Moonlight took us underwater, with the CHROMA Ensemble, sitting either side of the stage, wearing helium-filled balloons in the shape of sea creatures attached to their heads by long pieces of metallic ribbon; gently nodding and waving in the air, the balloons’ movements suggested sea currents. More balloons were placed along the front row of the audience: we were all in the sea together. Treacher has grown in musical assurance since last year, creating a taut, absorbing piece with engaging melodic structures, gorgeous sparkling sounds, and plenty of depth. Reducing her scale slightly (Moonlight has a much smaller cast, and is significantly shorter than last year’s The Fisherman’s Brides) seems to have allowed Treacher to create a more focused sound, and the result was a successful, joyous adventure into a fully-realised magical world.

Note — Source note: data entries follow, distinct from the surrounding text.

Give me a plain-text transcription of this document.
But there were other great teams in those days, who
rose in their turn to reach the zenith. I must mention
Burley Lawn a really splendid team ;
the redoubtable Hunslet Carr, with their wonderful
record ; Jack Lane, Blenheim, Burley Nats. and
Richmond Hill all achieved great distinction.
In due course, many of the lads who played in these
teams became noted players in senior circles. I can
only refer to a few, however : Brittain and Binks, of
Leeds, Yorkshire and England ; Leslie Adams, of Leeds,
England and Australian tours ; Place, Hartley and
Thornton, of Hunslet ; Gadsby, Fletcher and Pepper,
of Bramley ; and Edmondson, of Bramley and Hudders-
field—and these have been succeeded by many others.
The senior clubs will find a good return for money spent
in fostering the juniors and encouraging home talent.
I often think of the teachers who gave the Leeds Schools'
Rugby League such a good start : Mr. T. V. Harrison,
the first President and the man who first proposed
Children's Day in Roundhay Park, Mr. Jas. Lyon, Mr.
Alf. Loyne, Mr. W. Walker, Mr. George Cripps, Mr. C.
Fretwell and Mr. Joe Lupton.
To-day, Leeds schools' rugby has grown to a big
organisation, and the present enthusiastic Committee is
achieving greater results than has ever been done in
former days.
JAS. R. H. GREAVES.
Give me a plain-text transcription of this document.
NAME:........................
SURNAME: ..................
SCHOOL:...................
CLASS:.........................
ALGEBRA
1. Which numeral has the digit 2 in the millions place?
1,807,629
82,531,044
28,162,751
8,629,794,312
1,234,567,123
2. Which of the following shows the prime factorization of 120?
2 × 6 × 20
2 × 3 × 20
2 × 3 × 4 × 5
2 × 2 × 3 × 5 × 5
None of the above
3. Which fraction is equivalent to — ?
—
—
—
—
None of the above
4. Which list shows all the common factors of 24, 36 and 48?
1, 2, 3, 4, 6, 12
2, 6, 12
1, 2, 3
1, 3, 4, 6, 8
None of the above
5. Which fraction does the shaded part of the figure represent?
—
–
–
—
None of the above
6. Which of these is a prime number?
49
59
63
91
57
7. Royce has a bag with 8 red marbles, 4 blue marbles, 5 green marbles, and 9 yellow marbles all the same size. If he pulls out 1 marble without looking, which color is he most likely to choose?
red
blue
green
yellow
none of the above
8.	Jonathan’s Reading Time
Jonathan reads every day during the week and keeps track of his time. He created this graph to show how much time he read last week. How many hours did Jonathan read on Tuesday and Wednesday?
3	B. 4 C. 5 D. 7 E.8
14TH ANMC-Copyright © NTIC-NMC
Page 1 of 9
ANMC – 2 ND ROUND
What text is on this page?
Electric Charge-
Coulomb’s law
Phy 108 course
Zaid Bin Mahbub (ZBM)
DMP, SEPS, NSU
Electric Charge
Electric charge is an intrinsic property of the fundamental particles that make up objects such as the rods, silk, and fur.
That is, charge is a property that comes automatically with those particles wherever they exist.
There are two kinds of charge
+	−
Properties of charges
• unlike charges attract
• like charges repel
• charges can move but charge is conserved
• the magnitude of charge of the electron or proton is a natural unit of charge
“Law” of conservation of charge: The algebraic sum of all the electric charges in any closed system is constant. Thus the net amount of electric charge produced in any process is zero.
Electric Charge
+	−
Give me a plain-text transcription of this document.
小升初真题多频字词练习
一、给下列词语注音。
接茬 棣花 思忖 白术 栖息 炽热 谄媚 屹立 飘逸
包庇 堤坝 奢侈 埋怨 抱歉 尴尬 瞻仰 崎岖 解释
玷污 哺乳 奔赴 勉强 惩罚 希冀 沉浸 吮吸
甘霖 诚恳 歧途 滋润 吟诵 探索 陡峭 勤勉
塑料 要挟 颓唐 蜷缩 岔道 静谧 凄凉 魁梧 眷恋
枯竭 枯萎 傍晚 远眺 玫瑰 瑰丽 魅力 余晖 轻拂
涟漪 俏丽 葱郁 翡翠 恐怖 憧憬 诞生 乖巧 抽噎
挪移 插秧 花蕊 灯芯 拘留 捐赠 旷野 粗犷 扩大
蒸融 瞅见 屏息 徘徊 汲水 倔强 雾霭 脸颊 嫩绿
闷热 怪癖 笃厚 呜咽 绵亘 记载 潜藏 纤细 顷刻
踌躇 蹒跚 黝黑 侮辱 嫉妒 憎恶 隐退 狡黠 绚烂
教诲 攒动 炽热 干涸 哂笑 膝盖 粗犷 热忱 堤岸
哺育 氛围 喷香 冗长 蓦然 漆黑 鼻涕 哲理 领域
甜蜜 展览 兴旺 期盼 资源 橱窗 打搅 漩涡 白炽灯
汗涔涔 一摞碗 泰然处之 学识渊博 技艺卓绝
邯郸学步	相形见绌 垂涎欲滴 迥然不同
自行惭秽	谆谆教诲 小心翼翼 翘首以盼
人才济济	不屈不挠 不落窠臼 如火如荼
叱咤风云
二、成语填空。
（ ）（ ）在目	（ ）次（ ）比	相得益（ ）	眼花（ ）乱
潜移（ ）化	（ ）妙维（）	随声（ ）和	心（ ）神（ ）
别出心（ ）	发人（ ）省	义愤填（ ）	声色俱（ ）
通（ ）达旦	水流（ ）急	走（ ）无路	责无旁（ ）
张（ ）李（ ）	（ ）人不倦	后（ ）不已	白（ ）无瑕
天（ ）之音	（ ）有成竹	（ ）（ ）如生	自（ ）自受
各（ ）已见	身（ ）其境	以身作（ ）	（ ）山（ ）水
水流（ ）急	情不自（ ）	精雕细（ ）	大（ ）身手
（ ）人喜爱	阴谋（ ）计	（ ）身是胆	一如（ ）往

Medusa the Moon Queen is a jellyfish, played by none other than Joan Rodgers: a magnetic stage presence, a consummate performer, and someone whom it is a privilege to see in such an intimate setting. Rodgers’ stunning costume, a huge transparent crinoline skirt with a suspended fringed edge over frilled pantaloons, really does look and move like a jellyfish, while her all-white stage makeup, and a headdress made of soft and coiling translucent tubes, recalls the statuesque coiffure of a Georgian duchess. The opera sees Rodgers sweeping and twirling around the stage as she flirts coquettishly with the Moon, a large white globe suspended above the audience, with whom she has fallen in love to the chagrin of her faithful Starfish (Adam Sullivan), who not only loves her, but realises her tragic passion for the moon can never be fulfilled. That’s pretty much the extent of the plot: it’s more scenario than story. However, Joan Rodgers sings fabulously, while Joanne Harris’ libretto has some fine moments: “I’ll rise no more to dance upon the surface, but languid in the inky depths I’ll stay,” concludes the lovelorn Queen as she is persuaded to relinquish her silly passion.